In The Feminine Mystique, Betty Friedan enters into Proctor and Gamble’s chosen world of the happy housewifeFriedan argues (contrary to P&G’s ad) that mothers and wives must stop searching for happiness among their husbands and children: happiness lies in fulfilling the dreams that are frustrated when intelligent women give up education and careers to stay at home with children. Friedan contradicts P&G’s message of motherly fulfillment through self-sacrifice, yet both Friedan’s and P&G’s arguments have the same oversights: both ads entirely ignore differences of race and class. (Though, admittedly, P&G does attempt to address the race issue by showing athletes and mothers of all nationalities).

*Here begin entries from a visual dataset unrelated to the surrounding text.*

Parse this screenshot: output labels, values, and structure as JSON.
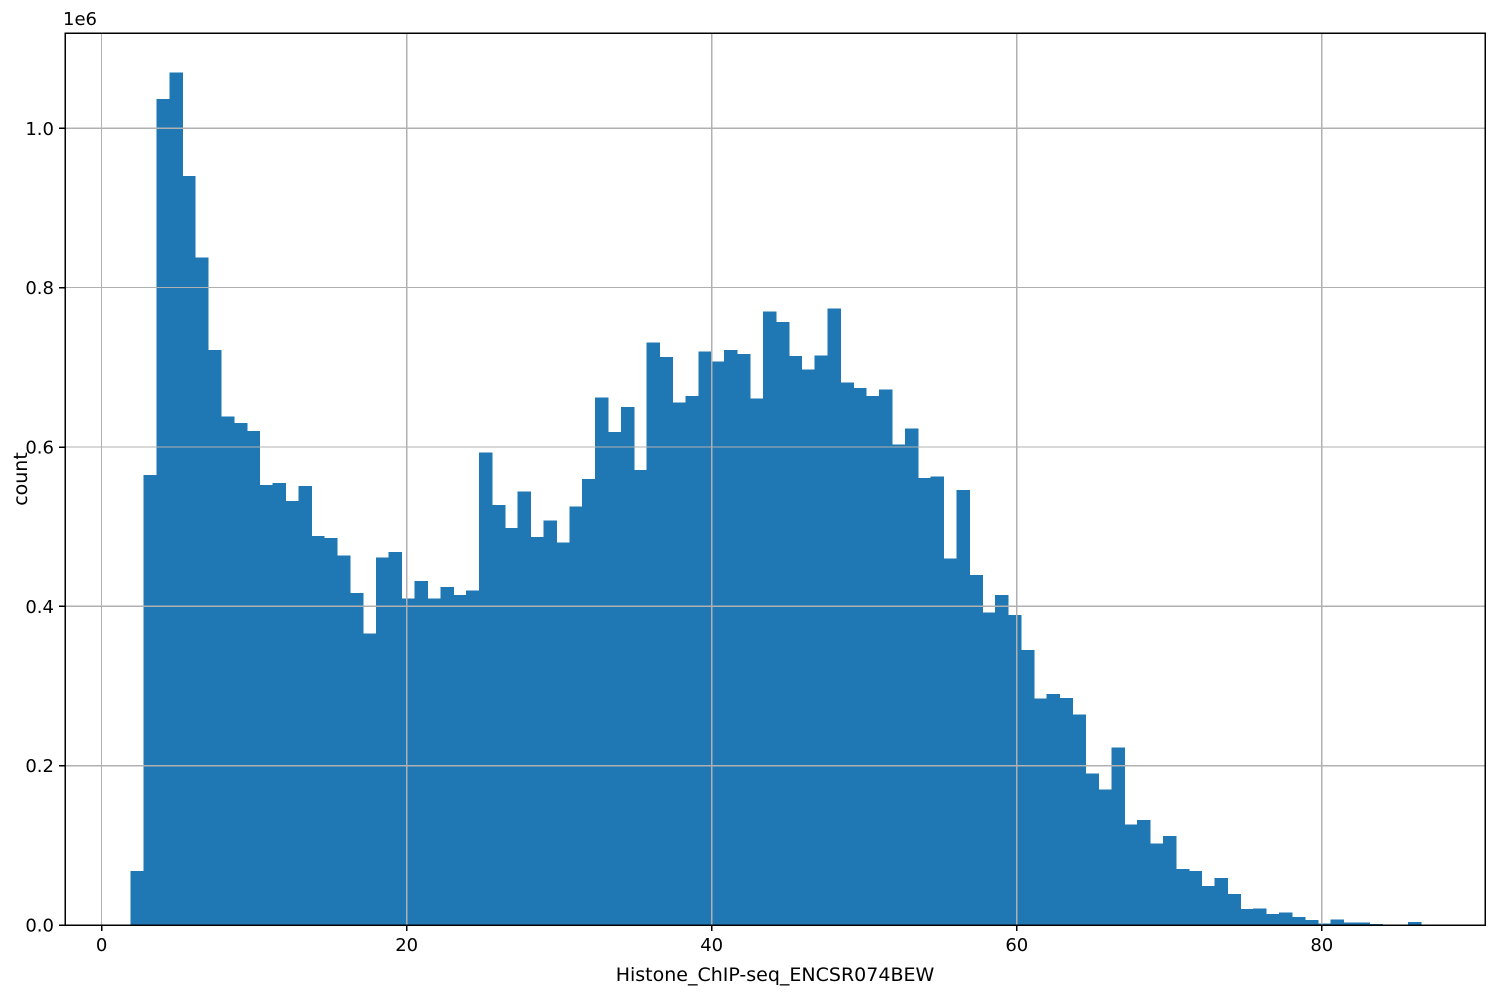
{
  "figure": {
    "background": "#ffffff"
  },
  "chart_data": {
    "type": "bar",
    "subtype": "histogram",
    "title": "",
    "xlabel": "Histone_ChIP-seq_ENCSR074BEW",
    "ylabel": "count",
    "y_offset_label": "1e6",
    "bin_start": 1.9,
    "bin_width": 0.846,
    "counts": [
      68000,
      565000,
      1037000,
      1070000,
      940000,
      838000,
      722000,
      638000,
      630000,
      620000,
      552000,
      555000,
      532000,
      551000,
      488000,
      486000,
      464000,
      417000,
      366000,
      461000,
      468000,
      410000,
      432000,
      410000,
      424000,
      414000,
      420000,
      593000,
      527000,
      498000,
      544000,
      487000,
      508000,
      480000,
      525000,
      560000,
      662000,
      619000,
      650000,
      571000,
      731000,
      713000,
      656000,
      664000,
      720000,
      707000,
      722000,
      717000,
      661000,
      770000,
      757000,
      714000,
      697000,
      715000,
      774000,
      681000,
      674000,
      664000,
      672000,
      603000,
      623000,
      561000,
      563000,
      460000,
      546000,
      439000,
      392000,
      414000,
      389000,
      345000,
      284000,
      290000,
      285000,
      264000,
      190000,
      170000,
      223000,
      126000,
      132000,
      102000,
      112000,
      70000,
      68000,
      49000,
      59000,
      39000,
      20000,
      21000,
      14000,
      16000,
      10000,
      6000,
      2000,
      7000,
      3000,
      3000,
      1000,
      0,
      0,
      4000
    ],
    "x_ticks": [
      0,
      20,
      40,
      60,
      80
    ],
    "x_tick_labels": [
      "0",
      "20",
      "40",
      "60",
      "80"
    ],
    "y_ticks": [
      0,
      200000,
      400000,
      600000,
      800000,
      1000000
    ],
    "y_tick_labels": [
      "0.0",
      "0.2",
      "0.4",
      "0.6",
      "0.8",
      "1.0"
    ],
    "xlim": [
      -2.4,
      90.7
    ],
    "ylim": [
      0,
      1119600
    ],
    "grid": true,
    "legend_position": "none",
    "bar_color": "#1f77b4",
    "grid_color": "#b0b0b0",
    "spine_color": "#000000",
    "text_color": "#000000"
  }
}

bell hooks’ criticisms of Friedan in Feminist Theory: From Margin to Center, hold for the P&G commercial. hook argues that Friedan’s narrative of the troubled 50’s housewife is the narrative only of the white, upper-middle class housewife; Friedan’s dilemma in no way parallels the experiences of lower class white women, or of women of color (from any class). Friedan assumes that all women (her assumed audience) are mothers with husbands and no careers. Similarly, Proctor and Gamble assumes that all mothers are stay-at-home moms, who take care of cooking and cleaning. The ad leaves no space for mothers who have to work (usually a class issue), or for mothers who choose to work, or for fathers who are the primary caregivers for their families.

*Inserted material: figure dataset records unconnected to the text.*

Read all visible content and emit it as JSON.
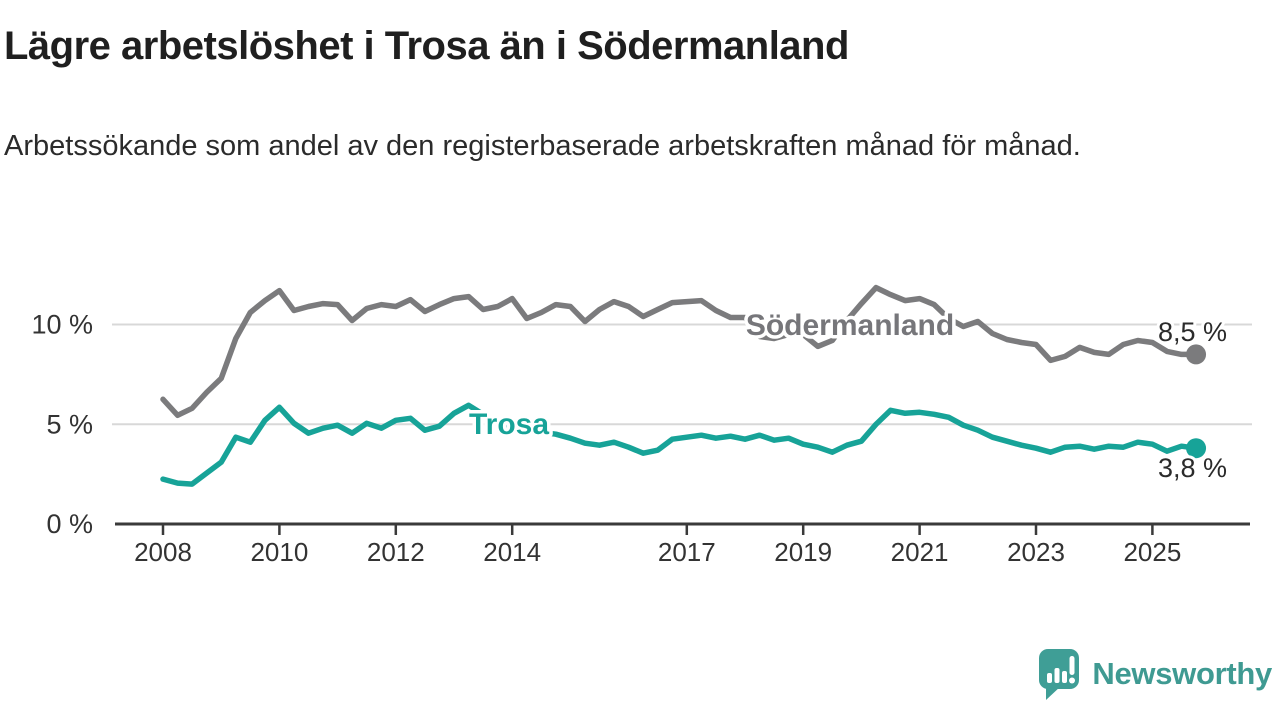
{
  "header": {
    "title": "Lägre arbetslöshet i Trosa än i Södermanland",
    "subtitle": "Arbetssökande som andel av den registerbaserade arbetskraften månad för månad."
  },
  "chart_data": {
    "type": "line",
    "title": "Lägre arbetslöshet i Trosa än i Södermanland",
    "xlabel": "",
    "ylabel": "Arbetssökande som andel av den registerbaserade arbetskraften",
    "x_start": 2008.0,
    "x_step": 0.25,
    "xlim": [
      2007.2,
      2026.7
    ],
    "ylim": [
      0,
      12.5
    ],
    "grid": "horizontal",
    "legend_position": "inline-labels",
    "xticks": [
      2008,
      2010,
      2012,
      2014,
      2017,
      2019,
      2021,
      2023,
      2025
    ],
    "yticks": [
      {
        "value": 0,
        "label": "0 %"
      },
      {
        "value": 5,
        "label": "5 %"
      },
      {
        "value": 10,
        "label": "10 %"
      }
    ],
    "series": [
      {
        "name": "Södermanland",
        "color": "#7b7b7d",
        "end_label": "8,5 %",
        "end_value": 8.5,
        "values": [
          6.25,
          5.45,
          5.8,
          6.6,
          7.3,
          9.3,
          10.6,
          11.2,
          11.7,
          10.7,
          10.9,
          11.05,
          11.0,
          10.2,
          10.8,
          11.0,
          10.9,
          11.25,
          10.65,
          11.0,
          11.3,
          11.4,
          10.75,
          10.9,
          11.3,
          10.3,
          10.6,
          11.0,
          10.9,
          10.15,
          10.75,
          11.15,
          10.9,
          10.4,
          10.75,
          11.1,
          11.15,
          11.2,
          10.7,
          10.35,
          10.35,
          9.4,
          9.3,
          9.5,
          9.5,
          8.9,
          9.2,
          10.2,
          11.05,
          11.85,
          11.5,
          11.2,
          11.3,
          11.0,
          10.3,
          9.9,
          10.15,
          9.55,
          9.25,
          9.1,
          9.0,
          8.2,
          8.4,
          8.85,
          8.6,
          8.5,
          9.0,
          9.2,
          9.1,
          8.65,
          8.5,
          8.5
        ]
      },
      {
        "name": "Trosa",
        "color": "#17a398",
        "end_label": "3,8 %",
        "end_value": 3.8,
        "values": [
          2.25,
          2.05,
          2.0,
          2.55,
          3.1,
          4.35,
          4.1,
          5.2,
          5.85,
          5.05,
          4.55,
          4.8,
          4.95,
          4.55,
          5.05,
          4.8,
          5.2,
          5.3,
          4.7,
          4.9,
          5.55,
          5.95,
          5.5,
          5.0,
          4.9,
          4.7,
          4.6,
          4.5,
          4.3,
          4.05,
          3.95,
          4.1,
          3.85,
          3.55,
          3.7,
          4.25,
          4.35,
          4.45,
          4.3,
          4.4,
          4.25,
          4.45,
          4.2,
          4.3,
          4.0,
          3.85,
          3.6,
          3.95,
          4.15,
          5.0,
          5.7,
          5.55,
          5.6,
          5.5,
          5.35,
          4.95,
          4.7,
          4.35,
          4.15,
          3.95,
          3.8,
          3.6,
          3.85,
          3.9,
          3.75,
          3.9,
          3.85,
          4.1,
          4.0,
          3.65,
          3.9,
          3.8
        ]
      }
    ]
  },
  "branding": {
    "logo_text": "Newsworthy",
    "logo_color": "#3f9e96"
  }
}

According to the Proctor and Gamble, children who achieve great things have mothers that sacrifice; sacrifice to wake up early, sacrifice to drive children to practice, and sacrifice to do all the housework that allows their children to be great. Don’t worry, says the narrative of the ad, being a mother is the “best job in the world.” Plus, you’ll get thanked and acknowledged for all your hard work… if you sacrifice. How do career moms feel when they view this advertisement? Do they feel that they are being thanked for all their hard work? P & G’s “Thank you mom” ad supports existing stereotypical norms of American family structure (white, mother and father, 2.5 kids).

BUT WAIT. What if these are real athletes and these are their real mothers? Are we to fault companies for reflecting real-life realities? Or perhaps the commercial is not based upon real Olympic athletes, and is rather a strategic attempt to sell product to P & G’s target demographic. Is it wrong to assume that the large majority of P & G’s buyers are mothers who are also primary caregivers and housewives? The ad is undeniably touching, and on some level appeals to nearly everyone. Everyone, at some point, had a mother. Most people have had a caretaker who cared for them with the maternal affection demonstrated by P&G’s mothers. The analysis of a commercial is tricky business: do we evaluate commercials based on their effectiveness as advertisements, or based on their representation of the society to whom they are selling? The morality of the advertising world is a topic that will have to wait for another post…

This post, by the way, is dedicated to my own mother. Mom: sorry I haven’t done anything as impressive as win a gold medal. Nonetheless, #thankyoumom.